ICICI Bank will maintain its strong market position and market capitalisation over the next 12-18 months, S&P Global Ratings said on Monday, and affirmed its long-term issuer credit rating ‘BBB-‘ with a stable outlook. The global ratings firm said the private sector lender is likely to sustain improvements in asset quality, supported by India’s financial restoration and improved danger administration. S&P Global Ratings at this time affirmed its ‘BBB-‘ long-term and ‘A-3’ short-term issuer credit score rankings on ICICI, it stated in a launch.
“At the same time, we affirmed our ‘BBB-‘ long-term issue rating on the bank’s senior unsecured notes,” S&P Global Ratings stated. On the steady outlook, it stated ICICI will keep a powerful market place within the Indian banking sector. “We expect the bank’s asset quality to remain better than the Indian sector average and comparable to that of similarly rated international peers. The bank should maintain good capitalisation over the next 12-18 months, supported by healthy earnings. The ratings firm said that the bank has adequate capital buffers to support its above-average growth. It also estimated that the Risk-Adjusted Capital (RAC) ratio of ICICI Bank will dip marginally below 10 per cent due to strong credit growth from 10.4 per cent as of March 31, 2022.”
Despite the decline, its capitalisation is more likely to stay higher than most Indian friends. The decline will replicate credit score progress of 17-20 per cent that we anticipate amid a powerful financial restoration. Although returns on belongings are more likely to be wholesome at 1.8-1.9 per cent, they’d not be enough to maintain a RAC ratio above 10 per cent. “ICICI’s earnings can get some uplift from stake sales in subsidiaries. That said, the timing and quantity of profits from such sales are uncertain,” S&P Global Ratings stated. On asset high quality entrance, it stated financial institution’s asset high quality is probably going to enhance regardless of an uneven financial restoration in India and macroeconomic challenges. “In our base case, the bank’s weak loans, defined as Non-Performing Loans (NPLs) and restructured loans, will decline to 3.0-3.5 per cent of total loans over the next 12 months, from about 4.6 per cent as of March 31, 2022. Broadly stable credit conditions will support this. Credit costs should remain at about 1 per cent over the next 12-18 months,” it stated.
ICICI’s asset high quality ought to stay higher than the Indian sector common, this follows gradual enhancements over the previous few years. ICICI has largely offered for legacy weak loans, whereas pandemic-related weak loans have additionally been manageable. Tighter danger administration, together with bettering working circumstances in India, ought to assist it maintain the decline in its credit score prices and weak loans, the worldwide ranking company stated. On the affect of upper inflation and rising rates of interest, S&P Global Ratings stated it needs to be manageable. ICICI’s higher buyer profile and underwriting relative to the Indian banking sector will doubtless restrict losses from the spillover affect of geopolitical tensions. Retail loans kind about 53 per cent of the financial institution’s mortgage portfolio. These are effectively diversified amongst residence loans, car loans, and unsecured loans, together with private loans and bank cards.

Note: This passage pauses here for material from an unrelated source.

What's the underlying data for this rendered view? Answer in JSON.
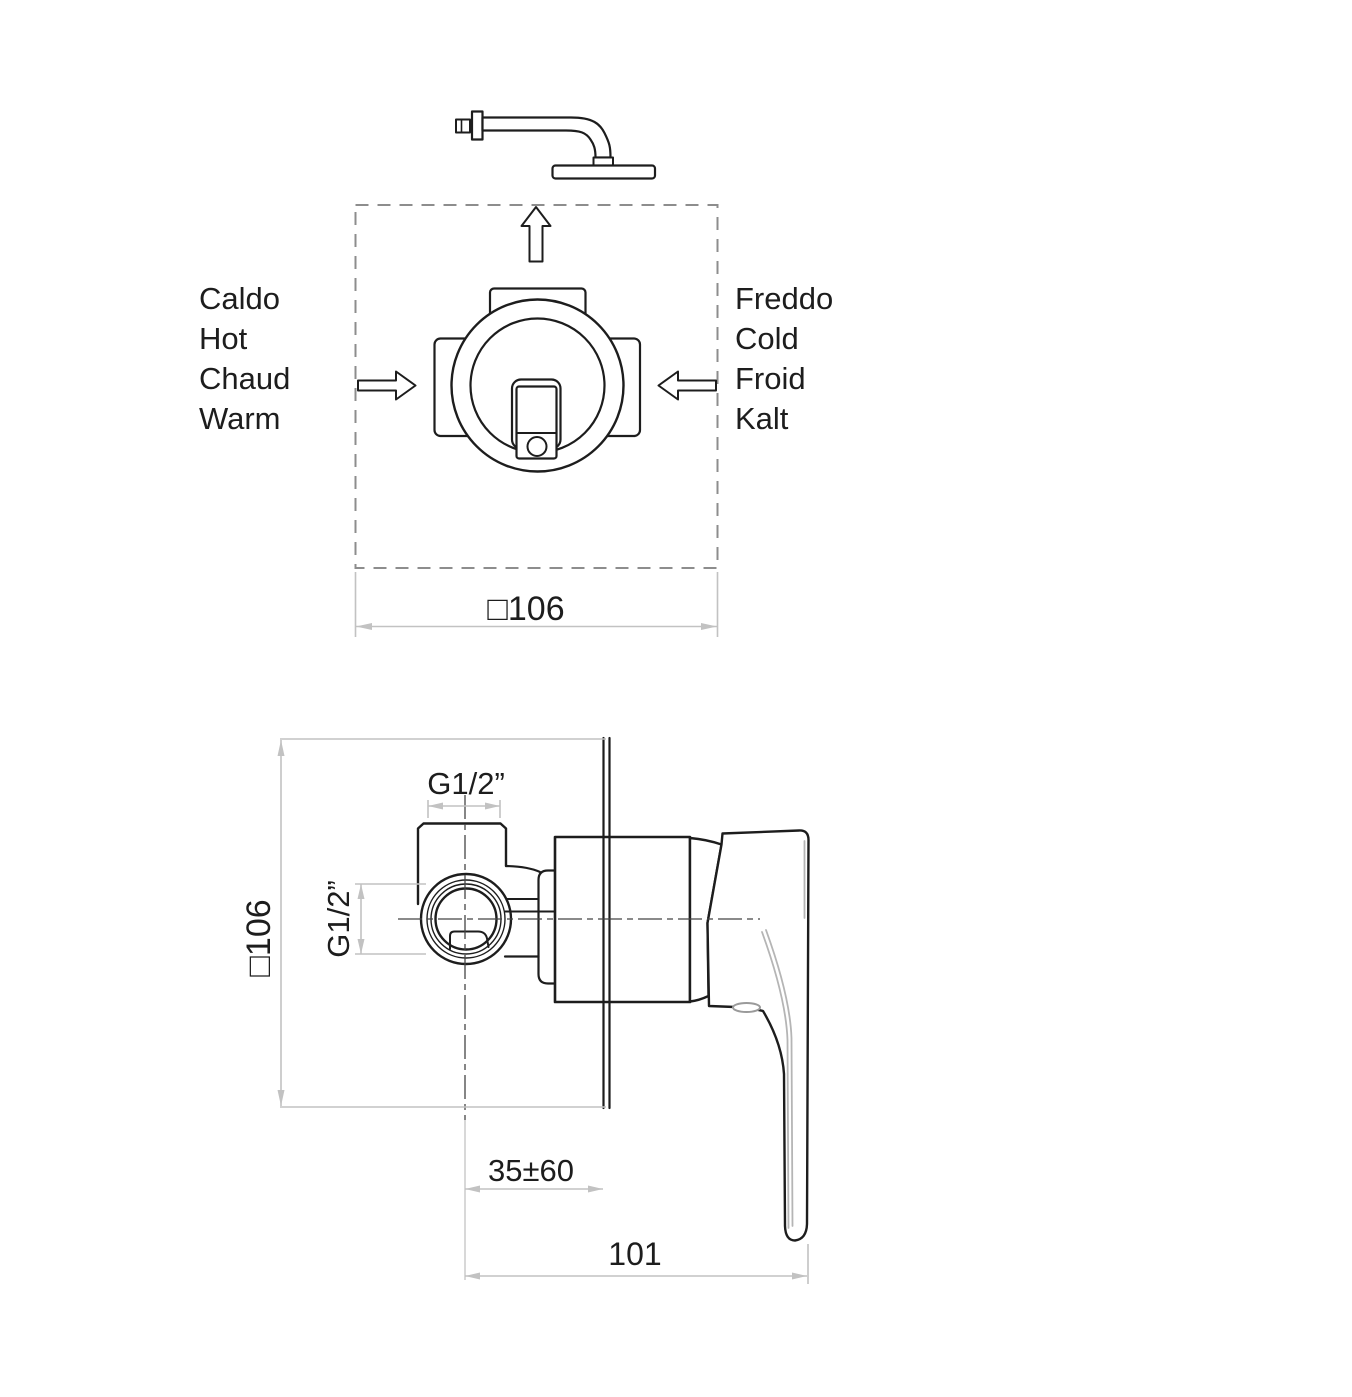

As a sizeable portion of ICICI Bank’s retail loans are to comparatively low-risk residence loans, and inside residence loans a sizeable portion is to salaried professionals who’ve low loan-to-value ratios, it gives a cushion in opposition to larger rates of interest and decrease disposable revenue on account of inflation. On the flip aspect, it stated: “We could lower the ratings on ICICI if its asset quality deteriorates, reversing the improvements over the last 12-18 months. This could happen if the economic recovery in India derails, resulting in asset quality pain for the bank or if the bank’s above-average credit growth results in higher latent risk.”